Bundeskanzler Friedrich Merz (CDU) mahnt: "Iran darf nicht zum Schauplatz von Stellvertreterkriegen werden", warnte der Kanzler. Der iranische Staat müsse "funktionsfähig bleiben, öffentliche Ordnung und Grundversorgung müssen aufrechterhalten werden.", so Friedrich Merz bei seinem Besuch auf der Handwerksmesse in München.
Merz sieht in einem Zusammenbruch des iranischen Regimes eine erhebliche Gefahr – sowohl für den Nahen Osten als auch für Europa. "Wir müssen unkontrollierte Fluchtbewegungen verhindern", betonte er und machte deutlich, dass ein solches Szenario nicht ausgeschlossen werden könne.
Merz warnt vor einem "endlosen Krieg"
Merz betonte am Freitag, ein "endloser Krieg" sei nicht im Interesse Deutschlands. "Mit zunehmender Dauer und Ausweitung der Kampfhandlungen sehen wir auch wachsende Risiken", so Merz weiter. "Diese betreffen die Sicherheit Israels und unserer Partner in der Region, insbesondere am Golf. Sie betreffen auch die Staatlichkeit und territoriale Integrität Irans."

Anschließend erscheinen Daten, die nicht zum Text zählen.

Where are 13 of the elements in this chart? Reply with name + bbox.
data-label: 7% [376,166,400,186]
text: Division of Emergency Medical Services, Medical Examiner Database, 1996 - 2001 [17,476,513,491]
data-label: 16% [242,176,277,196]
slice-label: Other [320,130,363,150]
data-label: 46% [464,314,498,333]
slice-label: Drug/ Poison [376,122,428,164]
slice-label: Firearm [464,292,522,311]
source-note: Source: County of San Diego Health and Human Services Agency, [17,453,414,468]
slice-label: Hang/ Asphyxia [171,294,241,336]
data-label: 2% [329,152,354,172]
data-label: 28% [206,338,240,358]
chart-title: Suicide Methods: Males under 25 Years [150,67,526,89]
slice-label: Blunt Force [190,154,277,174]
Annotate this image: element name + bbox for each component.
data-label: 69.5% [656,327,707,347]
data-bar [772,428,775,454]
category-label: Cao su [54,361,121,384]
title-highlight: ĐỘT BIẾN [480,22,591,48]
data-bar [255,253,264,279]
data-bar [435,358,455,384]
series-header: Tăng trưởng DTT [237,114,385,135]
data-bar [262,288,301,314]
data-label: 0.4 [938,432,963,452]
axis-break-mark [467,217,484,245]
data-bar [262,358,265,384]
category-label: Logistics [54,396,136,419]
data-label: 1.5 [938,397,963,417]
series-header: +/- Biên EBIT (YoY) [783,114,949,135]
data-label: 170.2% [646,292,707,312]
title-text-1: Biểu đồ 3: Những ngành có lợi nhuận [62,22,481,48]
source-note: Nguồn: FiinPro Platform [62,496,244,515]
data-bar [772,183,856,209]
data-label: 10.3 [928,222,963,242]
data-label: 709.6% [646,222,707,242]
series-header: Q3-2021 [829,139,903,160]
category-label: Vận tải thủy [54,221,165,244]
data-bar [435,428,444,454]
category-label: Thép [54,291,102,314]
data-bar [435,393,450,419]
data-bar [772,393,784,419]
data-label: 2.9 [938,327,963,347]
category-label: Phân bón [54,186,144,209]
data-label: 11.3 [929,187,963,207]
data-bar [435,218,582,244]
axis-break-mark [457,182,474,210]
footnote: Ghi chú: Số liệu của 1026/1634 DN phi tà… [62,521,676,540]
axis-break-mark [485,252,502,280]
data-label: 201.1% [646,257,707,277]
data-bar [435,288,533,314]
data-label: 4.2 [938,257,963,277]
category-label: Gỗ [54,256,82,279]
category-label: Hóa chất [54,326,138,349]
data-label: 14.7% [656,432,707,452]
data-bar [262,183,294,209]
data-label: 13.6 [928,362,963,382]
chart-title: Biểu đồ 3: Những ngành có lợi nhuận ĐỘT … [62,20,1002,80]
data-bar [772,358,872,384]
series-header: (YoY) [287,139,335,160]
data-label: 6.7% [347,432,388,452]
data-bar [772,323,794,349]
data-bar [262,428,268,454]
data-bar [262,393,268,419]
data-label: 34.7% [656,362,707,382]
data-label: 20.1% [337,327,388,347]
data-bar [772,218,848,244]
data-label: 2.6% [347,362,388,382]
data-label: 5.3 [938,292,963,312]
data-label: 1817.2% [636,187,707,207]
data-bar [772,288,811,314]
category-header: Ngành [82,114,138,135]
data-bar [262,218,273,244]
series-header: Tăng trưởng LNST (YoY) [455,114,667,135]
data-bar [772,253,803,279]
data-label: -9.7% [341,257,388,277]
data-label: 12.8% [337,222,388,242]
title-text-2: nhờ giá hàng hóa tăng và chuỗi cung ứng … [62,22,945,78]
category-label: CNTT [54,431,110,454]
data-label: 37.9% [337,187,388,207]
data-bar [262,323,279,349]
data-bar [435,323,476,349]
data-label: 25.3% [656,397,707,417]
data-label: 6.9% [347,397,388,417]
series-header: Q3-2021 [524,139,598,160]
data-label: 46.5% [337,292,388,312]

Merz macht damit auf die sekundären Folgen des Kriegs, wie wirtschaftlichen Zerfall und Fluchtbewegungen aufmerksam, die Europa stark belasten könnten — und betont, dass Deutschland und seine Partner strategisch darauf reagieren müssen.
In einem Statement am vergangenen Sonntag hatte Merz mitgeteilt, Diplomatie und Sanktionen hätten den Iran über Jahrzehnte nicht gestoppt – etwa beim Atom- und Raketenprogramm. Auch bisherige Sanktionen gegen den Iran seien "weitgehend folgenlos" geblieben. Das liege auch daran, dass "wir nicht bereit waren, grundlegende Interessen notfalls mit militärischer Gewalt durchzusetzen", so der Bundeskanzler. Sanktionen wirkten nur, wenn glaubwürdige militärische Drohung dahinterstehe. Deshalb sei jetzt nicht der Moment, Verbündete wegen möglicher Völkerrechtsverstöße zu kritisieren.
Seine Aussage war kritisiert worden, weil sie als Relativierung des Völkerrechts und als Unterstützung der Militärschläge interpretiert wurde.
Bei seinem Besuch im Weißen Haus Anfang der Woche hatte Merz gesagt: "Wir sind uns einig, dass dieses schreckliche Regime in Teheran beseitigt werden muss." Er hatte aber auch Zweifel an Trumps Angriffsplänen geäußert, denn man wisse nicht, "in welche Eskalation die harten iranischen Gegenschläge die Region noch ziehen werden."
Unabhängige Berichte, zum Beispiel von Politico, machen darauf aufmerksam, dass das US‑Militär intern bereits Planungen für eine länger andauernde Operation über mehrere Monate hinweg vorgenommen hat. Dies basiert auf einer Anfrage des US‑Zentralkommandos (CENTCOM), zusätzliche Militär‑ und Nachrichtendienstpersonal für mindestens 100 Tage und möglicherweise sogar bis September zu stationieren, was als Indiz für eine verlängerte Kriegsdauer gewertet wird.